First things first: turn off the computer and unplug it.
Second: gather up the dogs, all three of them.
Three. Put on shoes.
Four. Sit down in front of the television and keep posted as to what exactly was going on.
I got to number three when my power went out. It was only four thirty in the afternoon, but everything went completely black. It was as if it was the darkest night ever. Having suffered through a two-day power outage just four weeks earlier as a result of another strong storm, I had a large number (I’ve never been known to do anything half-way) of battery-powered lanterns within reach. I found a handy one. Then I made a mistake and looked outside.
My giant Crape-myrtles were bent to the ground and debris was flying everywhere. The wind was howling, and torrents of rain were going sideways. Tornado sirens were blaring so loud you could still hear them through the storm.
Despite my misgivings as to the safety of my hallway, I headed for the middle of the house. I didn’t have to drag the dogs with me. They weren’t going to get more than one inch away from me. Then five minutes of pure terror. Thunder roared, the wind howled, and the house shook. After what seemed like a lifetime, the skies lightened. It was still raining heavily, but the roaring winds had moved on.
Other sirens wailed. Fire trucks. Ambulances. Police cars. I looked outside. Several trees and large branches were strewn over yards. Parts of fences were gone. My yard was full of branches and debris..
My power was still out. That meant my phones as well. As usual, my cell phone wasn’t charged. I finally found a portable FM radio and turned on a news station. A tornado with 90-to-100 winds had touched down a block and a half away and wreaked havoc along a five mile path. It damaged a number of homes in my subdivision and from there carved a five mile path of destruction. One wall of a nearby (very)department store was caved in. The front of my bank was blown out. Cars were lifted and tossed from a nearby dealership. Car windows were smashed by winds as motorists tried to reach cover.
Miraculously, no one was killed. There were minor injuries but no major ones, but the damage ran in many millions of dollars. Traffic lights were gone. A gas pump fell on a car. Miraculously again, there was no fire.
My power came back on three hours later, but I wasn’t completely aware of the heavydamage until the next morning when half of my neighborhood was blocked off by the police to prvent looting. Large trees had fallen across the road and onto houses. Signs were knocked down. Items from the department store cluttered the nearby country club course. Parts of the neighborhood looked like battlegrounds.

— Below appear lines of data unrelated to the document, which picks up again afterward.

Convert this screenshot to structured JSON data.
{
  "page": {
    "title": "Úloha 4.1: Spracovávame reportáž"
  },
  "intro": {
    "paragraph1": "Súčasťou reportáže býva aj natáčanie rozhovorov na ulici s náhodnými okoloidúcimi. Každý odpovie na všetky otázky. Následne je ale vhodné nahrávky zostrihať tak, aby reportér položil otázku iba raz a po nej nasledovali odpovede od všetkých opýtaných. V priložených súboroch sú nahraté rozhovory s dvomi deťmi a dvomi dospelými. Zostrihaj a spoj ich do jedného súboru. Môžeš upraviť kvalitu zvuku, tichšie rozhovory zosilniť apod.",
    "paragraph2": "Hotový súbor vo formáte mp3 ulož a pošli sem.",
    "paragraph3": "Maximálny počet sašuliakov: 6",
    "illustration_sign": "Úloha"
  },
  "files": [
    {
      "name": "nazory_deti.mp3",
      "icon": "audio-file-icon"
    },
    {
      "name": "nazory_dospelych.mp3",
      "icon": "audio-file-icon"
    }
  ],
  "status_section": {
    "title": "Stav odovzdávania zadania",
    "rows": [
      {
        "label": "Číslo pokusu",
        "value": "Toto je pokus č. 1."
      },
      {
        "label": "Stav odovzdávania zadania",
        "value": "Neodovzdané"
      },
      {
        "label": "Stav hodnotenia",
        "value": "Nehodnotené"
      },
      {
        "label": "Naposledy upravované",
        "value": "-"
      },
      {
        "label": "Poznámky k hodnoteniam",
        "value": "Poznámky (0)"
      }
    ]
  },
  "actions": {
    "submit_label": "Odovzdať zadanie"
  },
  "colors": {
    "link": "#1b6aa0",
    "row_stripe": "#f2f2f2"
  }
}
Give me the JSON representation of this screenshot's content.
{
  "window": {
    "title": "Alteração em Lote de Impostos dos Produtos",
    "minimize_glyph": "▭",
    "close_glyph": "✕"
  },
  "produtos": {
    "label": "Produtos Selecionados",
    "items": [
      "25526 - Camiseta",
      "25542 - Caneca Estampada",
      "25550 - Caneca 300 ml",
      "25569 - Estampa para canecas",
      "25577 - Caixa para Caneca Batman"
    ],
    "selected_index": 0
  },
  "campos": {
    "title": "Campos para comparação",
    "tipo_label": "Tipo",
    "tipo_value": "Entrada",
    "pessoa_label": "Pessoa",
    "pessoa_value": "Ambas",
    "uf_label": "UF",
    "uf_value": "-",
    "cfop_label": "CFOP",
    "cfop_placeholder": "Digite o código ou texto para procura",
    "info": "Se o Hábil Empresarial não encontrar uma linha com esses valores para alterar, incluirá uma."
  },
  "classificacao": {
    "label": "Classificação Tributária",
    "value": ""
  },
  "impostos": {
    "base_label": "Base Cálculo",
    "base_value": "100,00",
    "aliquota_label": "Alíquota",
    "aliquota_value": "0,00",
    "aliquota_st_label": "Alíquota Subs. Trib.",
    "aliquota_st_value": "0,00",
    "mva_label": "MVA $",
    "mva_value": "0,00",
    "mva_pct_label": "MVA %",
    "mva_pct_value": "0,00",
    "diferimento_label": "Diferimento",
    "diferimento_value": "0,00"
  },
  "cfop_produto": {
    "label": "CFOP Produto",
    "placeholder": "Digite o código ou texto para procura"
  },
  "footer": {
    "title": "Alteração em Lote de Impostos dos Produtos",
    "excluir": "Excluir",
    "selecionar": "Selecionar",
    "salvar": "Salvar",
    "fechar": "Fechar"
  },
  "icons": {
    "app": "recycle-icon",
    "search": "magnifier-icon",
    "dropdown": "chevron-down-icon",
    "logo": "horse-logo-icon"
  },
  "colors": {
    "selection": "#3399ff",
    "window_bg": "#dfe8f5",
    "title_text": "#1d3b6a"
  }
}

I was lucky. My yard was a mess, but no real damage. I know one thing, though. I won’t take a tornado warning lightly again. It came altogether too close.

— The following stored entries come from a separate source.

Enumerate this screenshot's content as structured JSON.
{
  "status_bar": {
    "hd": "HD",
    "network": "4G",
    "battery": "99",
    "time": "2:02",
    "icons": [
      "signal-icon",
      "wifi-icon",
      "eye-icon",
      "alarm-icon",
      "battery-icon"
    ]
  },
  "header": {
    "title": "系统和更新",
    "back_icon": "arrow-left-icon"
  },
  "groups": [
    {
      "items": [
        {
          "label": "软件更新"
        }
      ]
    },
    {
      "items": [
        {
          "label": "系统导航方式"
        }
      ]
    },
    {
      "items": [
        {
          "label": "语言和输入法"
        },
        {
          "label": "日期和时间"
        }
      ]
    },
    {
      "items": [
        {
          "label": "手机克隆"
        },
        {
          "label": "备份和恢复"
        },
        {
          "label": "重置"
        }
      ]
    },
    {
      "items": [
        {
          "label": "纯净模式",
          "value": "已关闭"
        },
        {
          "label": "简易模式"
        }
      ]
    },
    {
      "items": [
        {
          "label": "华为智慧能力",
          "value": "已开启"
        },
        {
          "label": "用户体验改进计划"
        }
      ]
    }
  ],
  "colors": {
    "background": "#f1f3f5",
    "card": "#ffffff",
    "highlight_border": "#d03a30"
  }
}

But my experience set my mind whirling, an affliction of writers. I was partially protected by strong walls. How would it feel to have no such protection? To have nothing but the canvas of a tent or covered wagon? I went searching among my many diaries of the men and women who traveled west between 1845 to 1870. They are my heroes and heroines.
I found one great account in “Life On the Plains And At The Diggings” by Alonzo Delano. Alonzo was a merchant who went west for his health rather than riches, and his account of crossing the country is often humorous. Here is his account of a storm May 24,1845 in Kansas.
“The weather was still very cold and uncomfortable . . . the wind blew a gale, and about four o’clock it began to rain again, and we encamped. Our tents were pitched on low ground. But the rain came constantly in torrents, the spray beat into our tents as it never had done before while the cold, chilling wind blew a hurricane without, and promised us no very comfortable night.
“The rain poured, the wind still blew a hurricane, and a corner of the tent was flapping `like mad’ It was a worse night than that on which Tam O’Shanter outran the witches, and it did seem as if `Wee Cutty Sark’ was cutting higher antics than usual. King Lear, in the height of his madness, would have been troubled to have got his mouth open to vent his spleen on such a night.”
Ah. . . I do love these accounts.
And now a question for you. What is the most frightening weather you’ve experienced?